These rosemary beer brined chicken drumsticks are a fresh, flavorful way to enjoy chicken this summer, and you only need 5 ingredients to make the super simple brine. Grill them or bake them. Makes enough brine for 8 drumsticks.
We have been loving our grill lately. Not having a/c during a few major heatwaves will pretty much force you to get used to grilling, but I’ve been having so much fun testing out grilling recipes that I’m planning to keep it up even after we remedy this air conditioning situation. We’ve been literally grilling everything, even spaghetti squash.
Chicken drumsticks have been on repeat in our house because they’re kid friendly and they’re super versatile. They’re also less likely to dry out than traditional chicken breast, but I still love brining them for additional flavor. Grilling them really takes them to a whole new level by getting the skin nice and crispy, with gorgeous grill marks. Of course, you can totally make these in the oven, but if you have the option to grill, please do.
How to make beer brined chicken drumsticks
To brine your drumsticks, add your brine ingredients and chicken to a large zip-top bag and shake it well. You don’t even need to dirty a whisk *affiliate link or spoon. Just make sure push most of the air out of the bag before sealing. To make things even easier, try putting your zip-top bag into a large bowl while you’re adding all of the ingredients.
How long should you brine chicken?
Ideally, you want to brine your chicken overnight. If you don’t have time for that don’t worry. Just get your chicken in the brine as soon as you can. I typically do it the morning I plan on cooking it. This gives it plenty of time to sit in the brine, but I recommend a minimum of one hour to get the flavor to take hold.
Once your chicken has brined long enough, remove it from the bag and discard the brine. Whatever you do, please don’t wash or rinse your chicken. Just pat it dry before grilling or roasting.
If you want to grill them:
Preheat your grill to medium indirect heat (about 400˚F). That means you don’t want the heat source directly underneath the food. This will prevent flare ups and burnt chicken. Grill your chicken for about 15 minutes per side, or until the internal temperature reaches 165˚F.

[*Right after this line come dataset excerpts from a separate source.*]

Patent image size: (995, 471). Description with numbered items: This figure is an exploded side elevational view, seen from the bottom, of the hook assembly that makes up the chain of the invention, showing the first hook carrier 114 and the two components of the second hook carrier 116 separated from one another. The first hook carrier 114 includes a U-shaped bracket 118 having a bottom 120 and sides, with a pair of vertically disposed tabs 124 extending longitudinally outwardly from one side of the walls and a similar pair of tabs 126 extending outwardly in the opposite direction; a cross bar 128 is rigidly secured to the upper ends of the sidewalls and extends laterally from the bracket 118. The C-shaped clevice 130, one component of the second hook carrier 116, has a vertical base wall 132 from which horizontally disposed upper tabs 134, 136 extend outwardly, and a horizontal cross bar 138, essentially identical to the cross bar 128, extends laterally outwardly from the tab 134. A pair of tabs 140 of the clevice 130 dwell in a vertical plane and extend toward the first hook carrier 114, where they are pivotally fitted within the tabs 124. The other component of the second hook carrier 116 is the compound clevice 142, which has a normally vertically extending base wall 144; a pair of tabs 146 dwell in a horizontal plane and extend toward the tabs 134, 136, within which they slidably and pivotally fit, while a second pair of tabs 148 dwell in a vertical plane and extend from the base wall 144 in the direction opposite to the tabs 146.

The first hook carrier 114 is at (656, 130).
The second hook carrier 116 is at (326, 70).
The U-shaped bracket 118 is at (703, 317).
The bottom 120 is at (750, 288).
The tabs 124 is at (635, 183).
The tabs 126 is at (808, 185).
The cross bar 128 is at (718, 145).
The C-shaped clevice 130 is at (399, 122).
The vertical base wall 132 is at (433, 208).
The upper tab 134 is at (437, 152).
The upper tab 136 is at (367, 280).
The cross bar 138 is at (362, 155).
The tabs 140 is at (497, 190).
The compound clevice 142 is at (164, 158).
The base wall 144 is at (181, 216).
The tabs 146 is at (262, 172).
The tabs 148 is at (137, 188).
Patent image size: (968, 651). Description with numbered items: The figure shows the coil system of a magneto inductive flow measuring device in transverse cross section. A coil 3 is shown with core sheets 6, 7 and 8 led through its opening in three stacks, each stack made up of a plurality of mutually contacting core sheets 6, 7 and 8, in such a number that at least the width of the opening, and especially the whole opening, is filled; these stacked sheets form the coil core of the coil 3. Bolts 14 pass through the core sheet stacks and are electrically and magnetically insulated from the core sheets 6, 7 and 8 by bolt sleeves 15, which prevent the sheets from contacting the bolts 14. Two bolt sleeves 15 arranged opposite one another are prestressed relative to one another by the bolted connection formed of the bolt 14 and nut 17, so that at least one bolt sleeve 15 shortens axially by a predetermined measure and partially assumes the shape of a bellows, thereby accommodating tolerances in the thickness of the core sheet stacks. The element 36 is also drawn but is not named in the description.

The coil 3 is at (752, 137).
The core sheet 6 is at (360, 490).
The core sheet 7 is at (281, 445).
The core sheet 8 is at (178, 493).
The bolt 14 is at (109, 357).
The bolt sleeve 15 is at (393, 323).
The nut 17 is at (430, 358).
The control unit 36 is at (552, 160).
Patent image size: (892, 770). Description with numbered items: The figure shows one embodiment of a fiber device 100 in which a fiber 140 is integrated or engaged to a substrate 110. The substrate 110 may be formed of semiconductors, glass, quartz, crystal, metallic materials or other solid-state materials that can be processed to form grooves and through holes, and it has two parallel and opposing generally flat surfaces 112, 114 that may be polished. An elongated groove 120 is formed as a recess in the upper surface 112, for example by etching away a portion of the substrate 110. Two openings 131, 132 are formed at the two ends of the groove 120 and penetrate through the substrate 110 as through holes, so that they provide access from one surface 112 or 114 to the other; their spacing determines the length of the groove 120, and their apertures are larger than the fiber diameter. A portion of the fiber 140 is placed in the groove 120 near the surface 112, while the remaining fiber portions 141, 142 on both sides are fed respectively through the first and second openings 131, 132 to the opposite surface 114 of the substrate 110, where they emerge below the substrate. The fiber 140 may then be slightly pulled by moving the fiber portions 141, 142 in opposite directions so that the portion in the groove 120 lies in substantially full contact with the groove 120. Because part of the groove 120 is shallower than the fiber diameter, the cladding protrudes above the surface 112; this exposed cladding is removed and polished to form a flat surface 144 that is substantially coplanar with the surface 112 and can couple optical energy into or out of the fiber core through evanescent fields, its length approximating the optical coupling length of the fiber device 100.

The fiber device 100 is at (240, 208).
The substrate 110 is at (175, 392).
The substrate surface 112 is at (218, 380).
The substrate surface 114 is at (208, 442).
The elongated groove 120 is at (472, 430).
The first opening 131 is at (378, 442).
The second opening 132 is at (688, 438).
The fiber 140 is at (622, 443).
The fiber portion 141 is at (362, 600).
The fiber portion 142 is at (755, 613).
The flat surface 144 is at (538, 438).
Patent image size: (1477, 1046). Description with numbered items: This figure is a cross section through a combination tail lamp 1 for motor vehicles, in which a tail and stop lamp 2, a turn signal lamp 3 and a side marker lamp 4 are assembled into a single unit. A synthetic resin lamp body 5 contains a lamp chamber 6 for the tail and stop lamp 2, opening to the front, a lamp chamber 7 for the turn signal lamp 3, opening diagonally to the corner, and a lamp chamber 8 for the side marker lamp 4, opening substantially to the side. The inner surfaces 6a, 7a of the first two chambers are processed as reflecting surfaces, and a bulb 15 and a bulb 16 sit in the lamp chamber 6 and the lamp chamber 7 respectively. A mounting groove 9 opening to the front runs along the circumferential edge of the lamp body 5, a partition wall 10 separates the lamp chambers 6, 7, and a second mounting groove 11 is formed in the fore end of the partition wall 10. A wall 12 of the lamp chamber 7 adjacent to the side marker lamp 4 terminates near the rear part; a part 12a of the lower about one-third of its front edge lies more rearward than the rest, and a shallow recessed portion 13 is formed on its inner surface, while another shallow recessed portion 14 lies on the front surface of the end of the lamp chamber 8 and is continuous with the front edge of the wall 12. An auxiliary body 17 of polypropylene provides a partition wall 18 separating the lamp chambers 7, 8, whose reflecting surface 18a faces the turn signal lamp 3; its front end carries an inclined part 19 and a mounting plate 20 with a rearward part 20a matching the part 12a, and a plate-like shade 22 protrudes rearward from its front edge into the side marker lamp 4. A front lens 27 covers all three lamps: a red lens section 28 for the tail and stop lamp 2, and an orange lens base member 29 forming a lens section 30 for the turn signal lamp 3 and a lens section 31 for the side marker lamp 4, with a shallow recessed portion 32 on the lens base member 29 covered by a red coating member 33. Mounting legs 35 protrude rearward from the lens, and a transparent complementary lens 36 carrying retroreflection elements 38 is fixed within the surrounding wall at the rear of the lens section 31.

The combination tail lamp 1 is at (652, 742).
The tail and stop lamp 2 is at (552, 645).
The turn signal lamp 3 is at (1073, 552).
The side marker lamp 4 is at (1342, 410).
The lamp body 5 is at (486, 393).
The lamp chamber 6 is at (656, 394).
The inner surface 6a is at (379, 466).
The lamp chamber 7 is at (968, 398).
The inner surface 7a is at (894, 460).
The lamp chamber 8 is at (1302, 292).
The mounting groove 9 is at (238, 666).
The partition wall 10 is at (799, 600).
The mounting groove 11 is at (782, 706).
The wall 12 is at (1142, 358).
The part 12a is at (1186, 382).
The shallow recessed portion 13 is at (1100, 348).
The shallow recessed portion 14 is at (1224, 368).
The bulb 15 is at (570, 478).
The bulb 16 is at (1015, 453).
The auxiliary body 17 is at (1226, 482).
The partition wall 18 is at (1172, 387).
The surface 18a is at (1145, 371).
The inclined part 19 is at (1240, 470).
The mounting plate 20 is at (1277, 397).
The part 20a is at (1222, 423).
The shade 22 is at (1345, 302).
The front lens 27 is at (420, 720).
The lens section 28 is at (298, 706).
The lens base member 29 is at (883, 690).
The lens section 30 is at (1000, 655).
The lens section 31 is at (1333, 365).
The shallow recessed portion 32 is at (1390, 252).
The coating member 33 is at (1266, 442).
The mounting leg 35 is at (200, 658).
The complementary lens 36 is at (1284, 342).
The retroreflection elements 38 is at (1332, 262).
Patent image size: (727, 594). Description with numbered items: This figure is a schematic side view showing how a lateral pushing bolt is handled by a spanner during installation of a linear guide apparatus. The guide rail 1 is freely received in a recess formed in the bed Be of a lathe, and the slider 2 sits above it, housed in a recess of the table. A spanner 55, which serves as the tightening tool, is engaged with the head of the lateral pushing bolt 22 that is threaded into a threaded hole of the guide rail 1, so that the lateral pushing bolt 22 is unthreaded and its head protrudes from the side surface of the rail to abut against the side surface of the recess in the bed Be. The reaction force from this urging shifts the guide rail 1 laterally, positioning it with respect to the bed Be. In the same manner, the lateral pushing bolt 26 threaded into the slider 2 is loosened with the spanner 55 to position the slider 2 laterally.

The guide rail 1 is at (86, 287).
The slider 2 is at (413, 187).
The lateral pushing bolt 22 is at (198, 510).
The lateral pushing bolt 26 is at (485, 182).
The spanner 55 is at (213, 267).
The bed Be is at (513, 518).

Always use a meat thermometer if you aren’t sure your chicken is fully cooked.
If you want to bake them:
If you want to bake them in the oven, preheat your oven to 400˚F. Line your baking dish with parchment paper *affiliate link or non-stick aluminum foil. Bake for 30 – 40 minutes, turning once to make sure you get crispy skin. Bake the chicken until it reaches and internal temperature of 165˚F.
I think chicken always takes a little longer in the oven than it does on the grill, but I think it’s just a matter of the skin not getting as crispy. Since dark meat tends to be a little more forgiving than white meat, I prefer to leave it in a little longer.
- 8 chicken drumsticks
- 1 12-ounce honey blonde ale
- 1 tablespoon minced garlic
- 1 tablespoon salt
- 1 tablespoon Dijon mustard
- 1 large rosemary sprig, stem removed, chopped
- Combine all ingredients in a large bowl or zip top bag. Shake to mix ingredients. Refrigerate until ready to grill.
- Remove chicken from brine and pat dry.
To grill drumsticks:
Preheat grill for medium indirect heat. Grill drumsticks for about 30 minutes, turning once to prevent burning, or until internal temperature reaches 165˚F. Remove from grill and let rest for about 5 minutes before serving.
To bake drumsticks:
Preheat oven to 400˚F. Bake for 30 – 35 minutes, or until internal temperature reaches 165˚F. Remove from oven and let rest for about 5 minutes before serving.